Выбери любимый жанр

Стихотворения в прозе (Senilia) - Тургенев Иван Сергеевич - Страница 12


Перейти на страницу:
Изменить размер шрифта:

12

Мы еще повоюем!

Какая ничтожная малость может иногда перестроить всего человека!

Полный раздумья, шел я однажды по большой дороге.

Тяжкие предчувствия стесняли мою грудь; унылость овладевала мною.

Я поднял голову… Передо мною, между двух рядов высоких тополей, стрелою уходила вдаль дорога.

И через нее, через эту самую дорогу, в десяти шагах от меня, вся раззолоченная ярким летним солнцем, прыгала гуськом целая семейка воробьев, прыгала бойко, забавно, самонадеянно!

Особенно один из них так и надсаживал бочком, бочком, выпуча зоб и дерзко чирикая, словно и чёрт ему не брат! Завоеватель – и полно!

А между тем высоко на небе кружил ястреб, которому, быть может, суждено сожрать именно этого самого завоевателя.

Я поглядел, рассмеялся, встряхнулся – и грустные думы тотчас отлетели прочь: отвагу, удаль, охоту к жизни почувствовал я.

И пускай надо мной кружит мой ястреб…

– Мы еще повоюем, чёрт возьми!

Ноябрь, 1879

Молитва

О чем бы ни молился человек – он молится о чуде. Всякая молитва сводится на следующую: «Великий боже, сделай, чтобы дважды два не было четыре!»
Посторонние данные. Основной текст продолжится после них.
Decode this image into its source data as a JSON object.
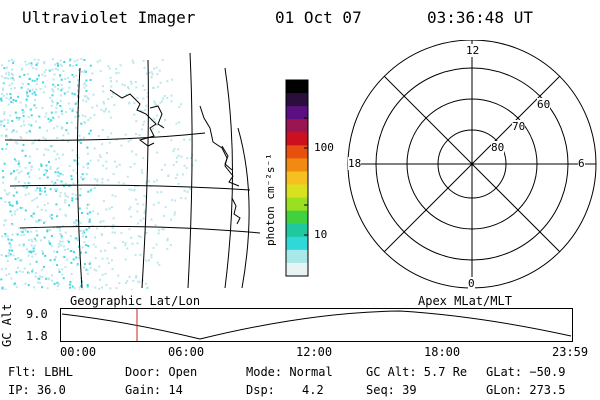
{
  "header": {
    "instrument": "Ultraviolet Imager",
    "date": "01 Oct 07",
    "time": "03:36:48 UT"
  },
  "colorbar": {
    "unit_label": "photon cm⁻²s⁻¹",
    "ticks": [
      "100",
      "10"
    ],
    "colors": [
      "#000000",
      "#2a0f3c",
      "#5a1080",
      "#9b1550",
      "#cc1020",
      "#e85010",
      "#f08a10",
      "#f5c020",
      "#d8e020",
      "#98e020",
      "#40d040",
      "#20c8a0",
      "#30d8d8",
      "#a8e8e8",
      "#e8f4f4"
    ]
  },
  "geo_map": {
    "colors": {
      "aurora": "#40d8e0",
      "aurora_light": "#b8e8ec",
      "coast": "#000000",
      "grid": "#000000"
    }
  },
  "polar_plot": {
    "labels": {
      "top": "12",
      "bottom": "0",
      "left": "18",
      "right": "6",
      "r60": "60",
      "r70": "70",
      "r80": "80"
    }
  },
  "timeline": {
    "left_title": "Geographic Lat/Lon",
    "right_title": "Apex MLat/MLT",
    "axis_label": "GC Alt",
    "y_ticks": [
      "9.0",
      "1.8"
    ],
    "x_ticks": [
      "00:00",
      "06:00",
      "12:00",
      "18:00",
      "23:59"
    ],
    "marker_color": "#cc2020"
  },
  "status": {
    "flt": "Flt: LBHL",
    "door": "Door: Open",
    "mode": "Mode: Normal",
    "gc_alt": "GC Alt: 5.7 Re",
    "glat": "GLat: −50.9",
    "ip": "IP: 36.0",
    "gain": "Gain: 14",
    "dsp_label": "Dsp:",
    "dsp_value": "4.2",
    "seq": "Seq: 39",
    "glon": "GLon: 273.5"
  }
}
Только такая молитва и есть настоящая молитва – от лица к лицу. Молиться всемирному духу, высшему существу, кантонскому, гегелевскому, очищенному, безобразному богу – невозможно и немыслимо.

Но может ли даже личный, живой, образный бог сделать, чтобы дважды два не было четыре?
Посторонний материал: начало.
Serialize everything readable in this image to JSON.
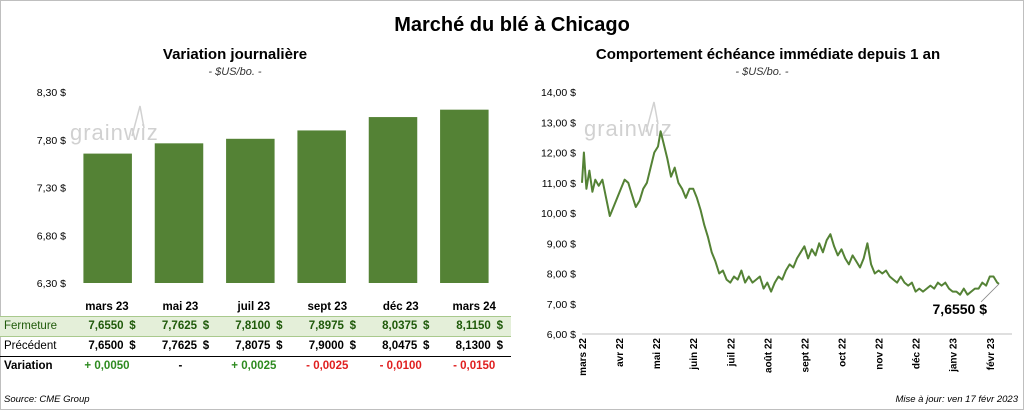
{
  "title": "Marché du blé à Chicago",
  "left_panel": {
    "title": "Variation journalière",
    "unit": "- $US/bo. -"
  },
  "right_panel": {
    "title": "Comportement échéance immédiate depuis 1 an",
    "unit": "- $US/bo. -",
    "last_value_label": "7,6550 $"
  },
  "watermark": "grainwiz",
  "table": {
    "row_labels": {
      "close": "Fermeture",
      "previous": "Précédent",
      "variation": "Variation"
    },
    "currency": "$",
    "columns": [
      {
        "contract": "mars 23",
        "close": "7,6550",
        "previous": "7,6500",
        "variation": "+ 0,0050",
        "dir": "pos"
      },
      {
        "contract": "mai 23",
        "close": "7,7625",
        "previous": "7,7625",
        "variation": "-",
        "dir": "neu"
      },
      {
        "contract": "juil 23",
        "close": "7,8100",
        "previous": "7,8075",
        "variation": "+ 0,0025",
        "dir": "pos"
      },
      {
        "contract": "sept 23",
        "close": "7,8975",
        "previous": "7,9000",
        "variation": "- 0,0025",
        "dir": "neg"
      },
      {
        "contract": "déc 23",
        "close": "8,0375",
        "previous": "8,0475",
        "variation": "- 0,0100",
        "dir": "neg"
      },
      {
        "contract": "mars 24",
        "close": "8,1150",
        "previous": "8,1300",
        "variation": "- 0,0150",
        "dir": "neg"
      }
    ]
  },
  "footer": {
    "source": "Source: CME Group",
    "updated": "Mise à jour: ven 17 févr 2023"
  },
  "colors": {
    "bar": "#548235",
    "line": "#548235",
    "pos": "#2e8b20",
    "neg": "#e02020"
  },
  "chart_data": [
    {
      "type": "bar",
      "title": "Variation journalière",
      "ylabel": "$US/bo.",
      "categories": [
        "mars 23",
        "mai 23",
        "juil 23",
        "sept 23",
        "déc 23",
        "mars 24"
      ],
      "values": [
        7.655,
        7.7625,
        7.81,
        7.8975,
        8.0375,
        8.115
      ],
      "ylim": [
        6.3,
        8.3
      ],
      "yticks": [
        {
          "v": 8.3,
          "label": "8,30 $"
        },
        {
          "v": 7.8,
          "label": "7,80 $"
        },
        {
          "v": 7.3,
          "label": "7,30 $"
        },
        {
          "v": 6.8,
          "label": "6,80 $"
        },
        {
          "v": 6.3,
          "label": "6,30 $"
        }
      ]
    },
    {
      "type": "line",
      "title": "Comportement échéance immédiate depuis 1 an",
      "ylabel": "$US/bo.",
      "ylim": [
        6,
        14
      ],
      "yticks": [
        {
          "v": 14,
          "label": "14,00 $"
        },
        {
          "v": 13,
          "label": "13,00 $"
        },
        {
          "v": 12,
          "label": "12,00 $"
        },
        {
          "v": 11,
          "label": "11,00 $"
        },
        {
          "v": 10,
          "label": "10,00 $"
        },
        {
          "v": 9,
          "label": "9,00 $"
        },
        {
          "v": 8,
          "label": "8,00 $"
        },
        {
          "v": 7,
          "label": "7,00 $"
        },
        {
          "v": 6,
          "label": "6,00 $"
        }
      ],
      "xticks": [
        {
          "t": 0,
          "label": "mars 22"
        },
        {
          "t": 1,
          "label": "avr 22"
        },
        {
          "t": 2,
          "label": "mai 22"
        },
        {
          "t": 3,
          "label": "juin 22"
        },
        {
          "t": 4,
          "label": "juil 22"
        },
        {
          "t": 5,
          "label": "août 22"
        },
        {
          "t": 6,
          "label": "sept 22"
        },
        {
          "t": 7,
          "label": "oct 22"
        },
        {
          "t": 8,
          "label": "nov 22"
        },
        {
          "t": 9,
          "label": "déc 22"
        },
        {
          "t": 10,
          "label": "janv 23"
        },
        {
          "t": 11,
          "label": "févr 23"
        }
      ],
      "x_range": [
        0,
        11.6
      ],
      "points": [
        [
          0.0,
          11.0
        ],
        [
          0.05,
          12.0
        ],
        [
          0.12,
          10.8
        ],
        [
          0.2,
          11.4
        ],
        [
          0.28,
          10.7
        ],
        [
          0.36,
          11.1
        ],
        [
          0.45,
          10.9
        ],
        [
          0.55,
          11.1
        ],
        [
          0.65,
          10.5
        ],
        [
          0.75,
          9.9
        ],
        [
          0.85,
          10.2
        ],
        [
          0.95,
          10.5
        ],
        [
          1.05,
          10.8
        ],
        [
          1.15,
          11.1
        ],
        [
          1.25,
          11.0
        ],
        [
          1.35,
          10.6
        ],
        [
          1.45,
          10.2
        ],
        [
          1.55,
          10.4
        ],
        [
          1.65,
          10.8
        ],
        [
          1.75,
          11.0
        ],
        [
          1.85,
          11.5
        ],
        [
          1.95,
          12.0
        ],
        [
          2.05,
          12.2
        ],
        [
          2.12,
          12.7
        ],
        [
          2.2,
          12.3
        ],
        [
          2.3,
          11.8
        ],
        [
          2.4,
          11.2
        ],
        [
          2.5,
          11.5
        ],
        [
          2.6,
          11.0
        ],
        [
          2.7,
          10.8
        ],
        [
          2.8,
          10.5
        ],
        [
          2.9,
          10.8
        ],
        [
          3.0,
          10.8
        ],
        [
          3.1,
          10.5
        ],
        [
          3.2,
          10.1
        ],
        [
          3.3,
          9.6
        ],
        [
          3.4,
          9.2
        ],
        [
          3.5,
          8.7
        ],
        [
          3.6,
          8.4
        ],
        [
          3.7,
          8.0
        ],
        [
          3.8,
          8.1
        ],
        [
          3.9,
          7.8
        ],
        [
          4.0,
          7.7
        ],
        [
          4.1,
          7.9
        ],
        [
          4.2,
          7.8
        ],
        [
          4.3,
          8.1
        ],
        [
          4.4,
          7.7
        ],
        [
          4.5,
          7.9
        ],
        [
          4.6,
          7.7
        ],
        [
          4.7,
          7.8
        ],
        [
          4.8,
          7.9
        ],
        [
          4.9,
          7.5
        ],
        [
          5.0,
          7.7
        ],
        [
          5.1,
          7.4
        ],
        [
          5.2,
          7.7
        ],
        [
          5.3,
          7.9
        ],
        [
          5.4,
          7.8
        ],
        [
          5.5,
          8.1
        ],
        [
          5.6,
          8.3
        ],
        [
          5.7,
          8.2
        ],
        [
          5.8,
          8.5
        ],
        [
          5.9,
          8.7
        ],
        [
          6.0,
          8.9
        ],
        [
          6.1,
          8.5
        ],
        [
          6.2,
          8.8
        ],
        [
          6.3,
          8.6
        ],
        [
          6.4,
          9.0
        ],
        [
          6.5,
          8.7
        ],
        [
          6.6,
          9.1
        ],
        [
          6.7,
          9.3
        ],
        [
          6.8,
          8.9
        ],
        [
          6.9,
          8.6
        ],
        [
          7.0,
          8.8
        ],
        [
          7.1,
          8.5
        ],
        [
          7.2,
          8.3
        ],
        [
          7.3,
          8.6
        ],
        [
          7.4,
          8.4
        ],
        [
          7.5,
          8.2
        ],
        [
          7.6,
          8.5
        ],
        [
          7.7,
          9.0
        ],
        [
          7.8,
          8.3
        ],
        [
          7.9,
          8.0
        ],
        [
          8.0,
          8.1
        ],
        [
          8.1,
          8.0
        ],
        [
          8.2,
          8.1
        ],
        [
          8.3,
          7.9
        ],
        [
          8.4,
          7.8
        ],
        [
          8.5,
          7.7
        ],
        [
          8.6,
          7.9
        ],
        [
          8.7,
          7.7
        ],
        [
          8.8,
          7.6
        ],
        [
          8.9,
          7.7
        ],
        [
          9.0,
          7.4
        ],
        [
          9.1,
          7.5
        ],
        [
          9.2,
          7.4
        ],
        [
          9.3,
          7.5
        ],
        [
          9.4,
          7.6
        ],
        [
          9.5,
          7.5
        ],
        [
          9.6,
          7.7
        ],
        [
          9.7,
          7.6
        ],
        [
          9.8,
          7.7
        ],
        [
          9.9,
          7.5
        ],
        [
          10.0,
          7.4
        ],
        [
          10.1,
          7.4
        ],
        [
          10.2,
          7.3
        ],
        [
          10.3,
          7.5
        ],
        [
          10.4,
          7.3
        ],
        [
          10.5,
          7.4
        ],
        [
          10.6,
          7.5
        ],
        [
          10.7,
          7.5
        ],
        [
          10.8,
          7.7
        ],
        [
          10.9,
          7.6
        ],
        [
          11.0,
          7.9
        ],
        [
          11.1,
          7.9
        ],
        [
          11.2,
          7.7
        ],
        [
          11.25,
          7.655
        ]
      ]
    }
  ]
}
Всякий верующий обязан ответить: может – и обязан убедить самого себя в этом.

Но если разум его восстанет против такой бессмыслицы?

Тут Шекспир придет ему на помощь: «Есть многое на свете, друг Горацио…» и т. д.

А если ему станут возражать во имя истины, – ему стоит повторить знаменитый вопрос: «Что есть истина?»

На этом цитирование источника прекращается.